Era un palacio bellísimo. Dos enormes antorchas iluminaban su pórtico de entrada. Sus sombras amarillentas bailaban sobre la pared y lamían el cobre bruñido de una aldaba en forma de estrella de David. Galib la golpeó sólo dos veces, pues antes de la tercera, la puerta se abrió y pasaron a un patio de cortesía. Allí descabalgaron y siguieron a un hombre de bastante edad.
Entraron por un pasadizo hasta abrirse a un gran espacio donde se encontraba una cuadra bien iluminada. Parecía muy concurrida de gente.
—¡Ha llegado el albéitar! ¡Dadle paso! —gritó uno.
Galib identificó al almojarife en aquel grupo. Su rostro expresaba una enorme preocupación.
—Disculpad si me salto la debida cortesía con vos, pero entiendo que la situación requiere de la máxima rapidez. —Abuomán le invitó a entrar en las cuadras. De camino le explicó el problema—. Necesito ese caballo, no otro, ése…
Galib debió de expresar tal muestra de perplejidad que no tuvo que preguntarle el motivo.
—Me explico mejor, perdonadme, estoy nervioso. El caso es que mañana he de iniciar un largo viaje a Frías para resolver un asunto de extrema urgencia con el rey. Y sólo confío en Andrómedes para hacer ese recorrido. No hay otro más rápido que él.

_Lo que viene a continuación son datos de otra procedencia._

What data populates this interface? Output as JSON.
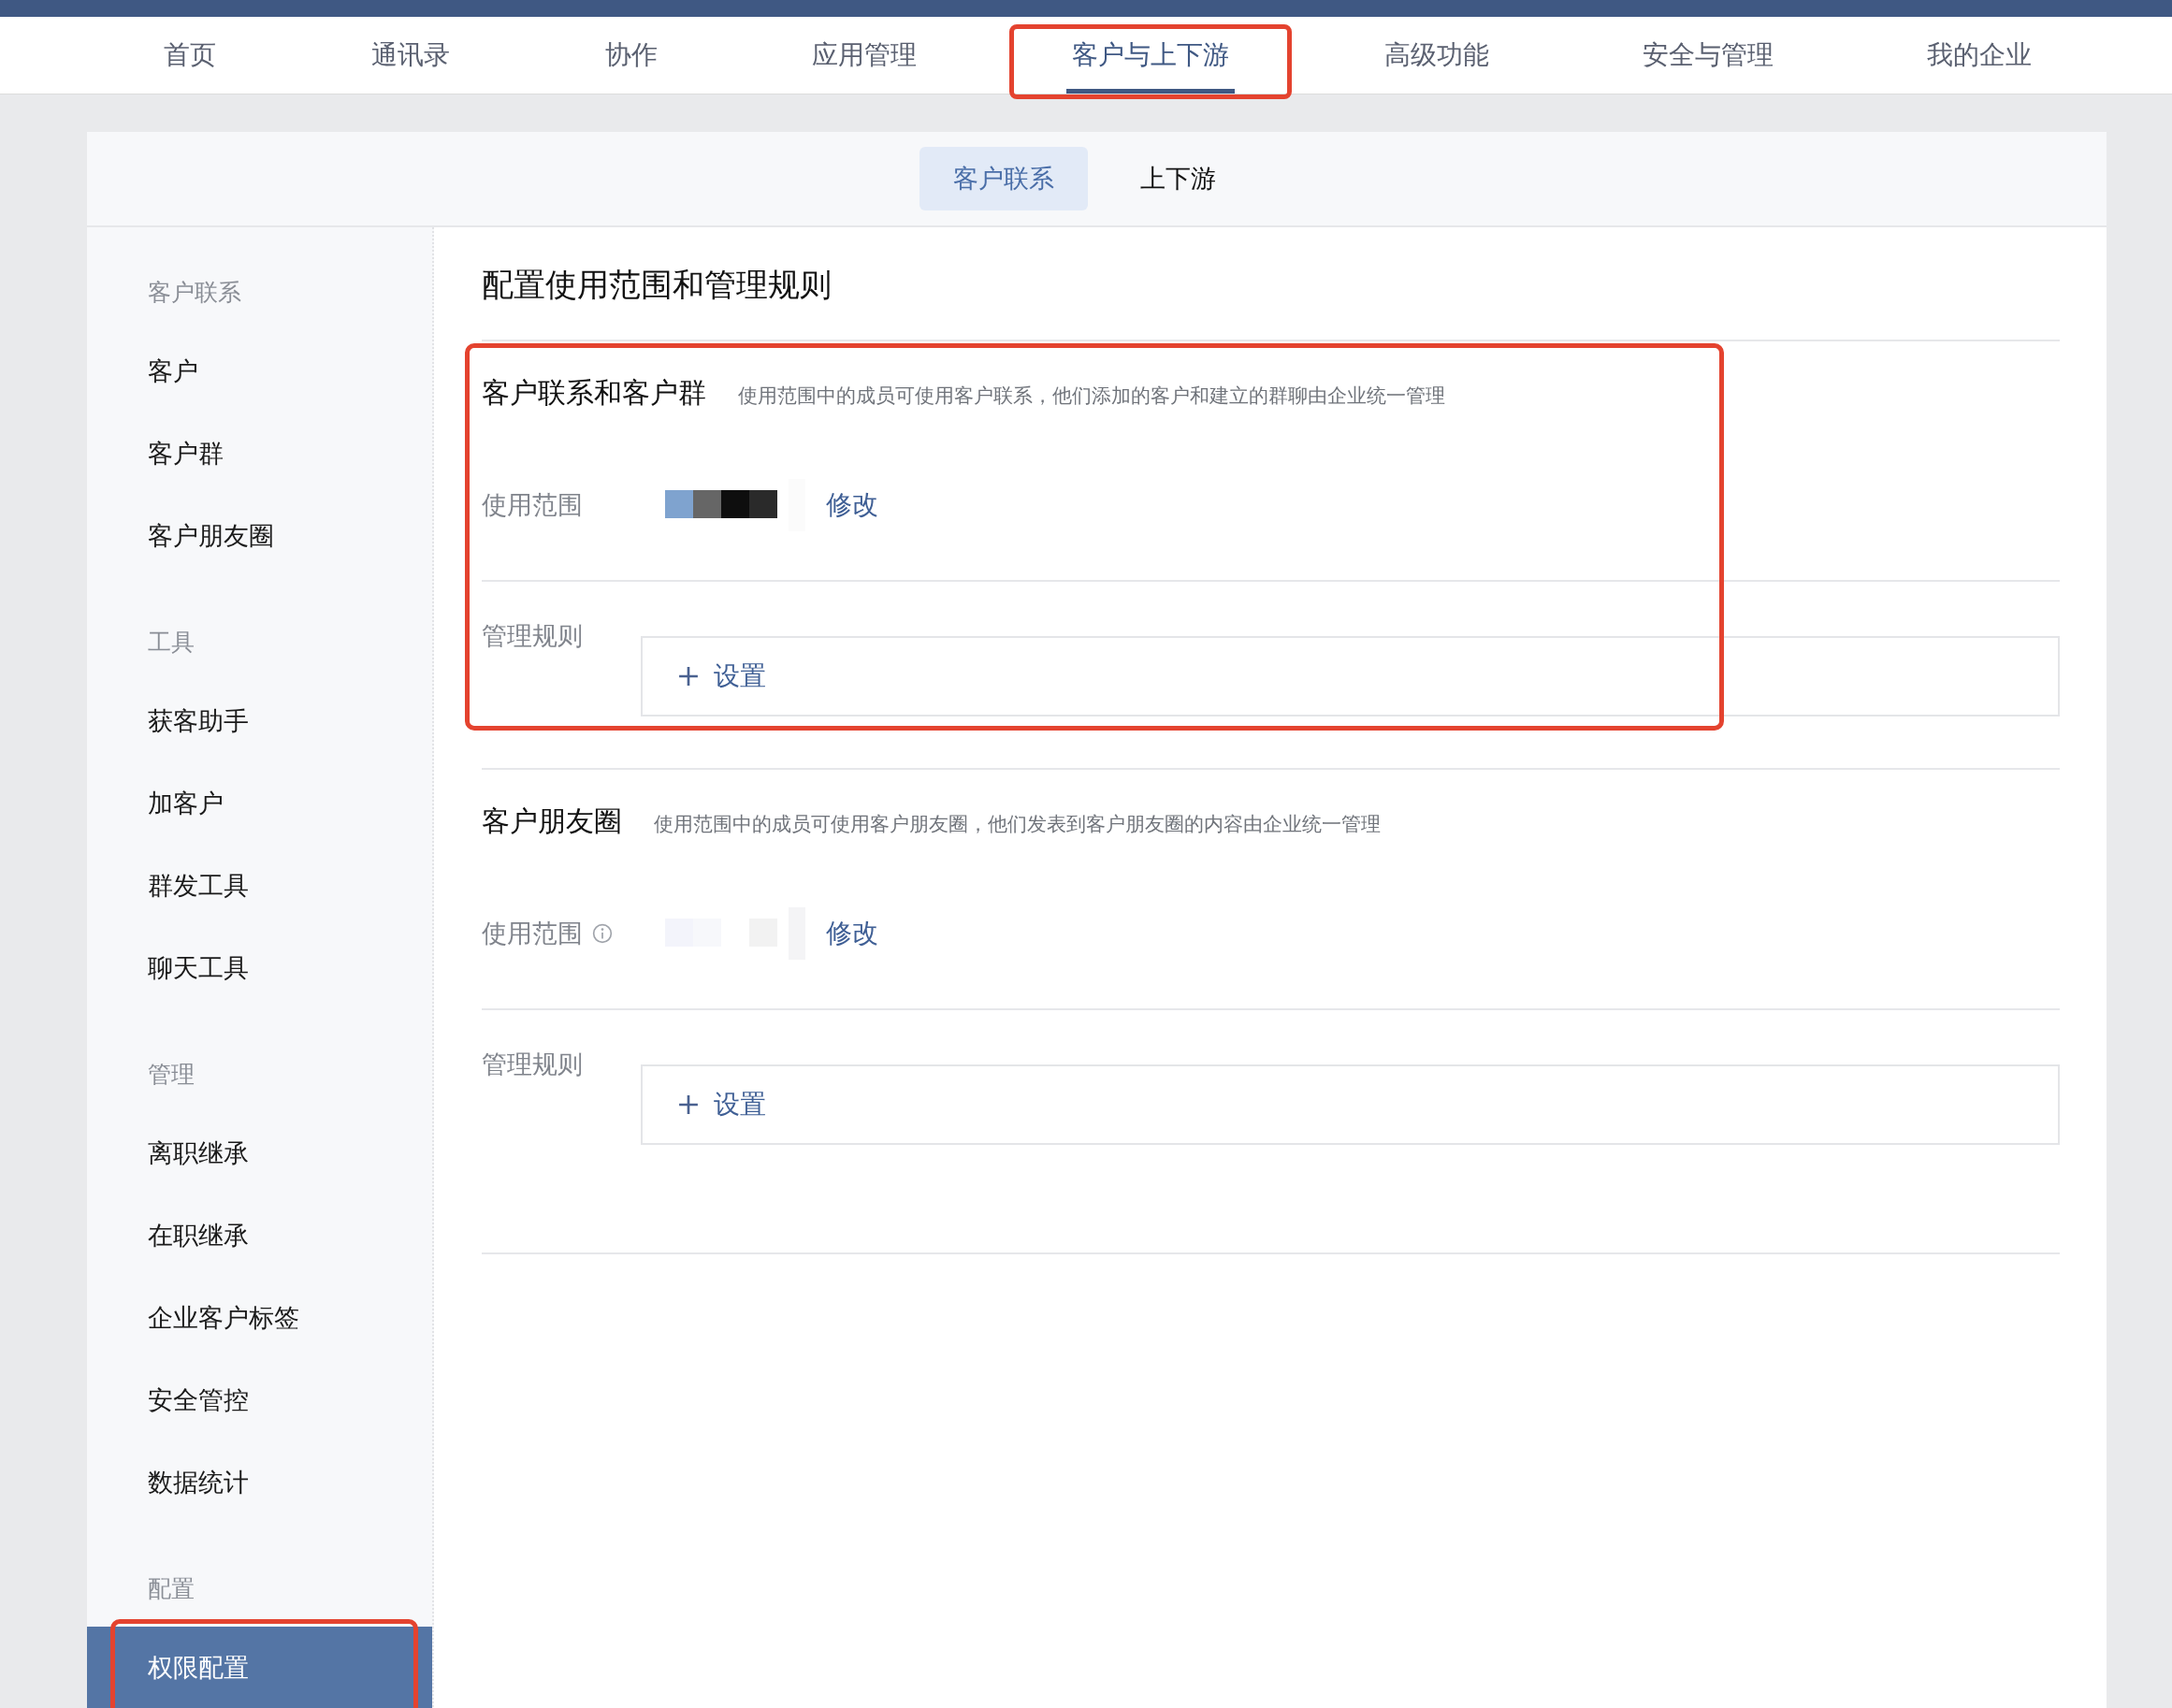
{
  "nav": {
    "tabs": [
      {
        "label": "首页",
        "selected": false,
        "highlighted": false
      },
      {
        "label": "通讯录",
        "selected": false,
        "highlighted": false
      },
      {
        "label": "协作",
        "selected": false,
        "highlighted": false
      },
      {
        "label": "应用管理",
        "selected": false,
        "highlighted": false
      },
      {
        "label": "客户与上下游",
        "selected": true,
        "highlighted": true
      },
      {
        "label": "高级功能",
        "selected": false,
        "highlighted": false
      },
      {
        "label": "安全与管理",
        "selected": false,
        "highlighted": false
      },
      {
        "label": "我的企业",
        "selected": false,
        "highlighted": false
      }
    ]
  },
  "subtabs": [
    {
      "label": "客户联系",
      "selected": true
    },
    {
      "label": "上下游",
      "selected": false
    }
  ],
  "sidebar": {
    "groups": [
      {
        "title": "客户联系",
        "items": [
          {
            "label": "客户",
            "selected": false,
            "highlighted": false
          },
          {
            "label": "客户群",
            "selected": false,
            "highlighted": false
          },
          {
            "label": "客户朋友圈",
            "selected": false,
            "highlighted": false
          }
        ]
      },
      {
        "title": "工具",
        "items": [
          {
            "label": "获客助手",
            "selected": false,
            "highlighted": false
          },
          {
            "label": "加客户",
            "selected": false,
            "highlighted": false
          },
          {
            "label": "群发工具",
            "selected": false,
            "highlighted": false
          },
          {
            "label": "聊天工具",
            "selected": false,
            "highlighted": false
          }
        ]
      },
      {
        "title": "管理",
        "items": [
          {
            "label": "离职继承",
            "selected": false,
            "highlighted": false
          },
          {
            "label": "在职继承",
            "selected": false,
            "highlighted": false
          },
          {
            "label": "企业客户标签",
            "selected": false,
            "highlighted": false
          },
          {
            "label": "安全管控",
            "selected": false,
            "highlighted": false
          },
          {
            "label": "数据统计",
            "selected": false,
            "highlighted": false
          }
        ]
      },
      {
        "title": "配置",
        "items": [
          {
            "label": "权限配置",
            "selected": true,
            "highlighted": true
          }
        ]
      }
    ]
  },
  "content": {
    "title": "配置使用范围和管理规则",
    "sections": [
      {
        "title": "客户联系和客户群",
        "description": "使用范围中的成员可使用客户联系，他们添加的客户和建立的群聊由企业统一管理",
        "highlighted": true,
        "scope": {
          "label": "使用范围",
          "info": false,
          "link": "修改"
        },
        "rules": {
          "label": "管理规则",
          "button": "设置"
        }
      },
      {
        "title": "客户朋友圈",
        "description": "使用范围中的成员可使用客户朋友圈，他们发表到客户朋友圈的内容由企业统一管理",
        "highlighted": false,
        "scope": {
          "label": "使用范围",
          "info": true,
          "link": "修改"
        },
        "rules": {
          "label": "管理规则",
          "button": "设置"
        }
      }
    ]
  }
}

—Me han hablado de un cólico.
—Desde esta tarde… sí. Parece que ha comido más cebada de la cuenta. —Miró con enfado a uno de sus mozos y éste reaccionó con gran rubor.
—¿Cuánto ha sido…?
—No sé… mucho.
Todavía no había acabado de hablar cuando oyeron un terrible chasquido. Corrieron a ver y se encontraron con una valla de madera hecha añicos. El animal se había ensañado con ella.
—Veamos qué le ocurre…
Galib hizo una mueca a Diego para que le siguiera.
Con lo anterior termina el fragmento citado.